In Caithness, men were responding to the call to join the Local Defence Volunteers (or LDV, which would later be known as the Home Guard). Employers submitted lists of their employees who wished to join to the police. In the case of Wick Post Office Radio Station, it was agreed that these workers would be issued with rifles for use “should the occasion arise”, but because of the nature of their work would otherwise not be expected to participate in general LDV duties.
The John O’Groat Journal reported that the Caithness LDV had already begun operations. Under the command of Captain Ian M’Hardy, the following Platoon Leaders had been appointed: southern and eastern area, Admiral Sir E.S. Alexander-Sinclair, Dunbeath; Wick and district, Commander R.R. Gore Browne Henderson, Bilbster; central and western area, Captain William Reid, Halkirk; Thurso and district, Colonel D. Keith Murray, Thurso; and northern and eastern district, Mr D.M. Mackenzie, John O’Groats Hotel.

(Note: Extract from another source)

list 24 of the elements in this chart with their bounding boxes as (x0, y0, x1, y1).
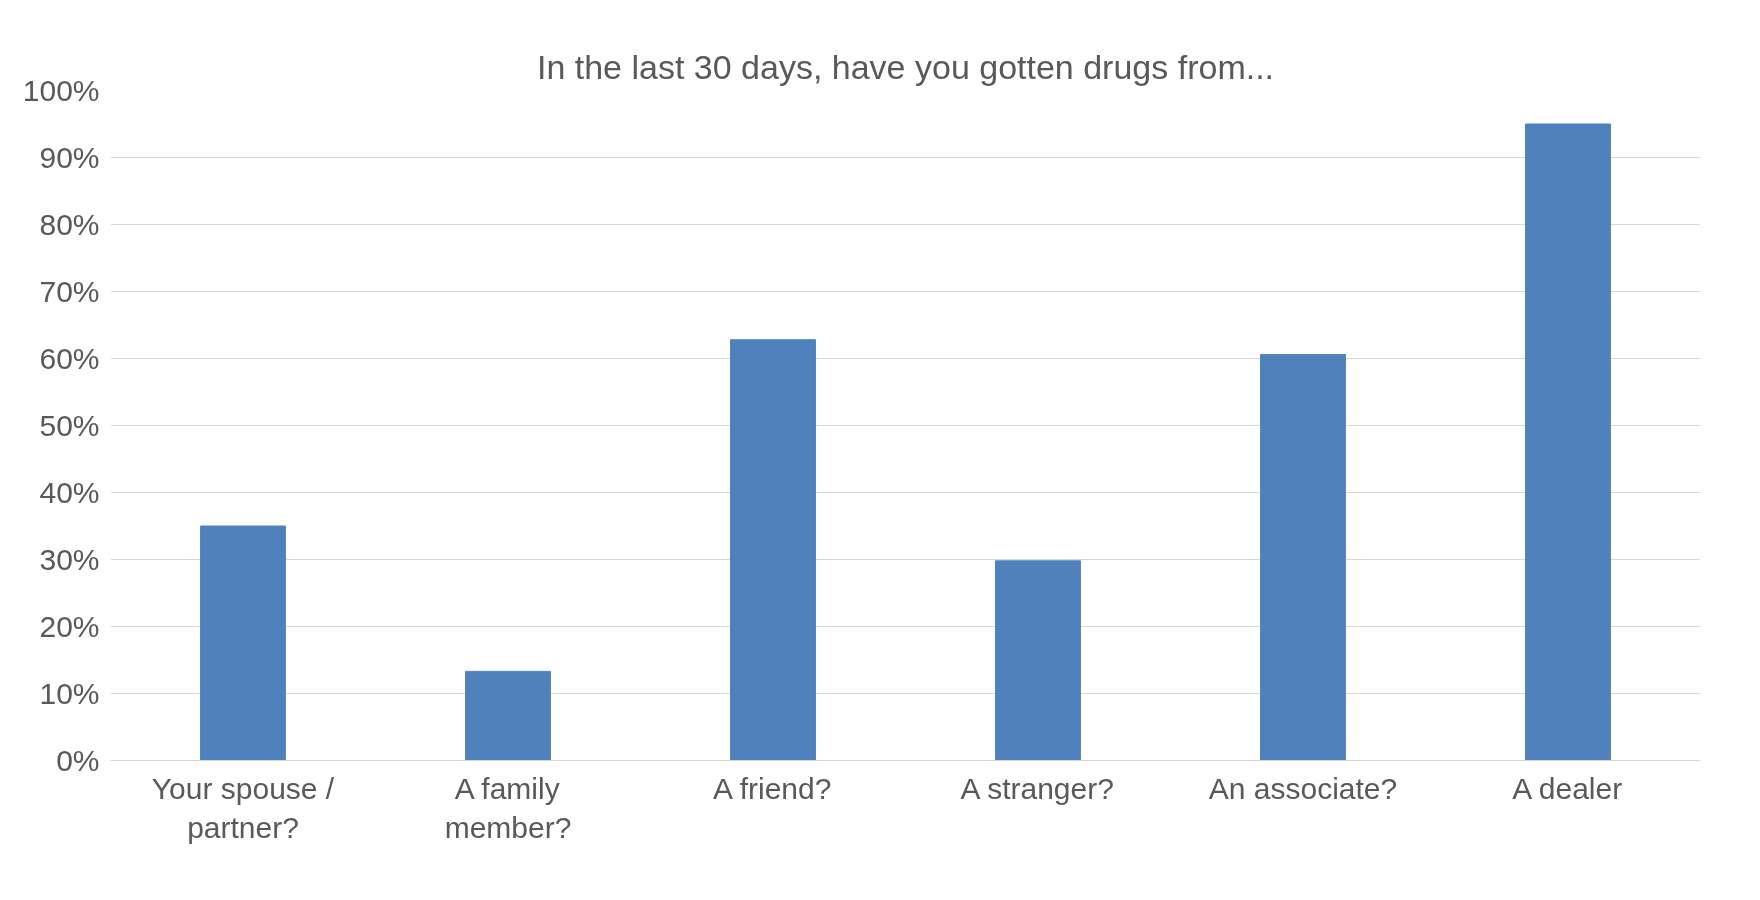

Instructions were issued to the LDV forces in readiness of a German invasion: soldiers were warned to be on the lookout for poisoned chocolate and cigarettes dropped from the air, and advised that when firing at descending parachutists, “the man will be aimed at and not the parachute”. Arrangements were to be made to have “all sign posts, names of villages, railway stations, etc. taken down and removed”.
The effect of the war on rural life was highlighted this week when the John O’Groat Journal reported that school holidays were to be “scattered” this year, so that “pupils will be free to help the farmers at the in-gathering of the harvest, for which there is expected to be a shortage of labour.” The idea was to have a month’s holiday in July, and then again in September for the “in-gathering of the harvest and the lifting of potatoes”.
Finally, Police Constable George Sinclair of Halkirk recorded that at 11.45 on the night of 5 June a bomb had been dropped on Loch More. It had been reported at 12.05 by John Mackay, gamekeeper at Strathmore, “saying that about fifteen minutes previously an aeroplane, the noise of the engine of which sounded similar to that of a German aeroplane (something like “hoo – hoo – hoo”), had circled above the lodge and had then passed over Loch More, into which a bomb, which exploded with terrific concussion, was dropped”. Fortunately no one was hurt, though two men had been fishing in nearby Loch Beg at the time.